Freiheit hinter Gittern?

Freiheit hinter Gittern?

Bücher sind eigentlich der Inbegriff der Freiheit. Diese nun in einem Gebäude unterzubringen, das von außen aussieht wie ein Gefängnis, scheint abstrus. Aber warum genau macht dieser Widerspruch die Stadtbibliothek am Mailänder Platz so attraktiv?

Die Stuttgarter Stadtbibliothek befindet sich im Herzen des Europaviertels, umgeben von Hotels, Banken und unzähligen Einkaufsmöglichkeiten. Von den U-Bahn-Stationen “Stadtbibliothek” und “Budapester Platz” ist der Quader zu Fuß leicht zu erreichen, dennoch steht das Gebäude abseits der Fußgängerzone in einem Bankenviertel. Da der Grundgedanke einer solchen Einrichtung die Bereitstellung der Bücher gleichermaßen an alle Bevölkerungsgruppen ist, scheint die Lage der Bibliothek widersprüchlich gewählt. Davon abgesehen wird allerdings besondere Rücksicht auf eine Gruppe genommen: Am Osteingang gibt es die sogenannte “Bibliothek für Schlaflose” welche es zu jeder Tages- und Nachtzeit ermöglicht, Bücher und Filme aus einem wechselndem Madienangebot auszuleihen.

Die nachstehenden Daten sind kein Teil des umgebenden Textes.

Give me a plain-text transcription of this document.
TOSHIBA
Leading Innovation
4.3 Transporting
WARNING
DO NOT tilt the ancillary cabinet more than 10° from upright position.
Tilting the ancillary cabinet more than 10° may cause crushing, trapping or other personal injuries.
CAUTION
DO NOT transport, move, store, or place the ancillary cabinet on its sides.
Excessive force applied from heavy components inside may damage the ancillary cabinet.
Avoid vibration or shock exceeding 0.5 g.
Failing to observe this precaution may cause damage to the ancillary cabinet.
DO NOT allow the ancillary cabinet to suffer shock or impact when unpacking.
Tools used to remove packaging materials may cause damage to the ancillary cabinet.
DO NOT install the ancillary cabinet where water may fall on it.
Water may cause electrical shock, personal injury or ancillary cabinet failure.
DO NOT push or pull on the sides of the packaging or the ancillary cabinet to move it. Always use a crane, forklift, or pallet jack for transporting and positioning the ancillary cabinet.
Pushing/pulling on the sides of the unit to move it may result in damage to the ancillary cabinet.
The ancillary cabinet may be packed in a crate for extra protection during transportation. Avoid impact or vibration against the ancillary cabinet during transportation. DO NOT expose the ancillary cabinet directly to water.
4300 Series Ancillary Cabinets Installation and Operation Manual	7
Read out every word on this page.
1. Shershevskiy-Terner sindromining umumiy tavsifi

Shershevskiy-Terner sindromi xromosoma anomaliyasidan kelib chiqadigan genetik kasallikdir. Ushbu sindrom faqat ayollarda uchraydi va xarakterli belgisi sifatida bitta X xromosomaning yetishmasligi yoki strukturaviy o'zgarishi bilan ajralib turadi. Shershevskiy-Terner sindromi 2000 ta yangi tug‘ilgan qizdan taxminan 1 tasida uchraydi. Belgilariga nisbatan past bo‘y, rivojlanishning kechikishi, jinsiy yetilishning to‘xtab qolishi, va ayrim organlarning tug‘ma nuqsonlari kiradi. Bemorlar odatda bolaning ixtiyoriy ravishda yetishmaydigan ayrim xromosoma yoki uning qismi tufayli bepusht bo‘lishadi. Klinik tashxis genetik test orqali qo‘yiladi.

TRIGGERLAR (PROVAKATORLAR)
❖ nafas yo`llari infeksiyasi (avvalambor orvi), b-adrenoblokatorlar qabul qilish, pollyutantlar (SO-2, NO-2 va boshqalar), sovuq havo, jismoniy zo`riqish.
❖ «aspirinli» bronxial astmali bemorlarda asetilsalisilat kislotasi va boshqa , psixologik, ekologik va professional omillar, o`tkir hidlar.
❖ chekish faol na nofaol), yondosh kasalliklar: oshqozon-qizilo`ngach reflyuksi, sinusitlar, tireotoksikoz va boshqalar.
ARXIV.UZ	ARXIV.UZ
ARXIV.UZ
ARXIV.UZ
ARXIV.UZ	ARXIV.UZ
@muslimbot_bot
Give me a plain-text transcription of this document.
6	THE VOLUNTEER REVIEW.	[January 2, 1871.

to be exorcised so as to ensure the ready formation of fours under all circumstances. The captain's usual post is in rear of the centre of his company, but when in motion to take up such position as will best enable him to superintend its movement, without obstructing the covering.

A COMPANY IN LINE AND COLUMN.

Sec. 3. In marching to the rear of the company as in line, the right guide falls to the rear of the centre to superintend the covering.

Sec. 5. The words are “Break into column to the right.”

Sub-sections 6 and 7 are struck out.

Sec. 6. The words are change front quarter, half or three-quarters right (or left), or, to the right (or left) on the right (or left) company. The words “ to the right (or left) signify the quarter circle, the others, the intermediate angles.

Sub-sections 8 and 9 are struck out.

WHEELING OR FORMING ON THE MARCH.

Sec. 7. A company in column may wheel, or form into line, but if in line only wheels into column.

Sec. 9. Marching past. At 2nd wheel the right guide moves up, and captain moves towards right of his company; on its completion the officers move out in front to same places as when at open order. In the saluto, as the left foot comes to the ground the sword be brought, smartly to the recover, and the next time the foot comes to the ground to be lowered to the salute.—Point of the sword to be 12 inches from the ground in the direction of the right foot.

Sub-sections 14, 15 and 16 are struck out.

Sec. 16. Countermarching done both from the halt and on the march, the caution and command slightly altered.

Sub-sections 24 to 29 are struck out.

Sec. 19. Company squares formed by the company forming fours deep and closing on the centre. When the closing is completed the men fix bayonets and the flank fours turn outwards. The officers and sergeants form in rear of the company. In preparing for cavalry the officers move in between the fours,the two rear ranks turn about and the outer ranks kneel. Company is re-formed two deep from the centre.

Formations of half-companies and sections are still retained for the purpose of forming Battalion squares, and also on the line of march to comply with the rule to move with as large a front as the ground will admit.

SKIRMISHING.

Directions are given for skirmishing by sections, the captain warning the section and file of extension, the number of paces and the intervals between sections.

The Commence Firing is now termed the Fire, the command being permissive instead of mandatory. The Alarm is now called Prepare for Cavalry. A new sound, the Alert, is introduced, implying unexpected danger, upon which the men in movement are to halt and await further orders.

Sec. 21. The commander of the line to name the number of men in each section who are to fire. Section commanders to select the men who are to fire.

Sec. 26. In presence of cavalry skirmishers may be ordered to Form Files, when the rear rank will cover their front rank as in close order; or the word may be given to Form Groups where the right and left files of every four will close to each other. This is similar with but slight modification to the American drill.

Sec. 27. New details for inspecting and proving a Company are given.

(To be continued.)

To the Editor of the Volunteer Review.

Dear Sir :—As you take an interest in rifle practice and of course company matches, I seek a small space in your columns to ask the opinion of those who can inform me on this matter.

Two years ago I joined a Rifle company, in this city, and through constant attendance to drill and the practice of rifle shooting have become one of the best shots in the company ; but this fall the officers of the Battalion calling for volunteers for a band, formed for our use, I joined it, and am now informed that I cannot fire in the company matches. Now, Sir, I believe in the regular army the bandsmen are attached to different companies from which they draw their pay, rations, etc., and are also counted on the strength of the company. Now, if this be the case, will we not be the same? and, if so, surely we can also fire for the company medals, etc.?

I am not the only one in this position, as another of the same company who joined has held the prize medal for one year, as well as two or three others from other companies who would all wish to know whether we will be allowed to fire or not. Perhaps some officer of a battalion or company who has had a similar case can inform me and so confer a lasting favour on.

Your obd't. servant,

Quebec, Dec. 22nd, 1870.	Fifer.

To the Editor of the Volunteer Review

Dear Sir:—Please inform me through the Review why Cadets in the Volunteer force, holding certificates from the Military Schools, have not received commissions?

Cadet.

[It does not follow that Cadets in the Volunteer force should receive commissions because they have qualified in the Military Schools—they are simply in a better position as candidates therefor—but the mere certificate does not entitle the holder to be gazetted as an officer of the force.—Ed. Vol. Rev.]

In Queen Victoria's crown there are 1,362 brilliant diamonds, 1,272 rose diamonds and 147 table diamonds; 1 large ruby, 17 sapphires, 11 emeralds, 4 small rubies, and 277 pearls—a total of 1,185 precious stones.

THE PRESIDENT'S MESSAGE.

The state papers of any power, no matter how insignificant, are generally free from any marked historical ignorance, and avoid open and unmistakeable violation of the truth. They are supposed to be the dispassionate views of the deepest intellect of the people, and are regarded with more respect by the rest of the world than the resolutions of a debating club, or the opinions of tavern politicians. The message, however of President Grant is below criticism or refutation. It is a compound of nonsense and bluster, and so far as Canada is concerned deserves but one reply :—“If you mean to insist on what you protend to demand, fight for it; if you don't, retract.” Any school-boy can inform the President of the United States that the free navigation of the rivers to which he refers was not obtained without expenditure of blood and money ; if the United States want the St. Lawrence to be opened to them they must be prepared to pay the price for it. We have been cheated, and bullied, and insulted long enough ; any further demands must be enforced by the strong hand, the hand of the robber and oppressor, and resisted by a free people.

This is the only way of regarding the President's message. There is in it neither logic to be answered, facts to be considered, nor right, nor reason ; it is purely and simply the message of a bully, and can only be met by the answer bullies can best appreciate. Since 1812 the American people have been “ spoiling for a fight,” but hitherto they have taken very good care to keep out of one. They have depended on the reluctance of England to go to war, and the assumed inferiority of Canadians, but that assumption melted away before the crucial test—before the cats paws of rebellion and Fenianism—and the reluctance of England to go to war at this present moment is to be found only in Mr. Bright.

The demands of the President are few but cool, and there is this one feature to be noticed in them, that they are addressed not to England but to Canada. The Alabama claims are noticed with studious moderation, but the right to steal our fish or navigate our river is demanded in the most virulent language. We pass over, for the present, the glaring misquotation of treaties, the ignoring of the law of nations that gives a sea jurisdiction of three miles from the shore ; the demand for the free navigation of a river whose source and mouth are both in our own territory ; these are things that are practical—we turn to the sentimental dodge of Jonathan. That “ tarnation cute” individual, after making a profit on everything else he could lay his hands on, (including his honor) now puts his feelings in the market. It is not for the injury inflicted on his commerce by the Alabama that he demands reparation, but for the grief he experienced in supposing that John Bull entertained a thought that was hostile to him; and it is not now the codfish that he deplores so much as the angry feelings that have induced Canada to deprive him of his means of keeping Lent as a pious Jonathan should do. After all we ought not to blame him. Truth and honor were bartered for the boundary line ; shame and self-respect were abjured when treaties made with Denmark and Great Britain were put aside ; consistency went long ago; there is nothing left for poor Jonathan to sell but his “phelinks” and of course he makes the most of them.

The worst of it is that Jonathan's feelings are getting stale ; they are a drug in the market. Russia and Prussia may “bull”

Außerdem können sowohl Laptops als auch CD-Player vor Ort genutzt werden. Trotz der widersprüchlichen Lage der Stadtbibliothek werden durch die vielfältigen Angebote alle Bevölkerungsgruppen miteinbezogen. 

Außenansicht

Ein Blick auf das Gebäude von außen lässt erst einmal keine Bibliothek, sondern eher ein Gefängnis vermuten. Die Begriffe “Bibliothek” und “Library”, welche sich am oberen Rand befinden, weisen zwar darauf hin, jedoch würde man ohne diese nicht erkennen, was sich hinter dem großen Quader verbirgt. Mit seiner quadratischen Grundform und dem rasterartigen Muster auf jeder Seite, erinnert er an die futuristische Architektur im ostasiatischen Raum. Verwunderlich ist dies nicht, zieht man die Entstehung des Gebäudes in Betracht. Nachdem der südkoreanische Architekt Eun Young Yi den 1999 ausgeschriebenen Architektenwettbewerb gewann, wurde die Bibliothek nach seinen Vorstellungen realisiert und am 24.Oktober 2011 eröffnet.

Innenansicht

Die moderne und futuristische Architektur der Außenfassade lässt sich im Inneren des Gebäudes wiederfinden. Bei der Einrichtung wurde von intensiven Farben abgesehen, jegliche Elemente sind weitgehend in einem schlichten Weiß gehalten, sodass die unterschiedlichen Farben der Buchrücken dem Betrachter sofort ins Auge stechen.

Bei einem Aufenthalt laden nicht nur die gemütlichen mit hellblauem Stoff überzogenen Bänke zum Verweilen ein, sondern auch stille Arbeitsräume oder das Café Lesbar, welches sich im achten Stock befindet. Von den insgesamt acht Stockwerken, über die sich die Bibliothek erstreckt, werden somit nicht alle ausschließlich für Bücher genutzt. 

Fazit

Was anfangs noch als Widerspruch schien, ist bei genauerem Betrachten gar keiner. Die weißen Geländer ähneln zwar den Gitterstäben einer Gefängniszelle, dennoch ist das Innere der Bibliothek groß und geräumig, was durch die minimalistische Einrichtung, viel Platz zwischen diese und die Bücher bringt. Dadurch kann man selbst als Besucher Abstand sowohl von Geländern als auch von Büchern nehmen, was ein gewisses Freiheitsgefühl entstehen lässt. Hinzu kommt die Meinungsfreiheit innerhalb der Bücher, die Freiheit des Lesers, sich informieren zu können und die Freiheit der Verlage, unabhängig drucken zu können. Am bedeutsamsten ist aber die Freiheit, die Bibliothek betreten und sich die Bücher innerhalb dieser ausleihen zu können, unabhängig von Erscheinung, Herkunft und Überzeugungen eines jeden Menschen.

Somit handelt es sich lediglich um Freiheit hinter Gittern im optischen Sinne, nicht aber um Einschränkungen in der Realität.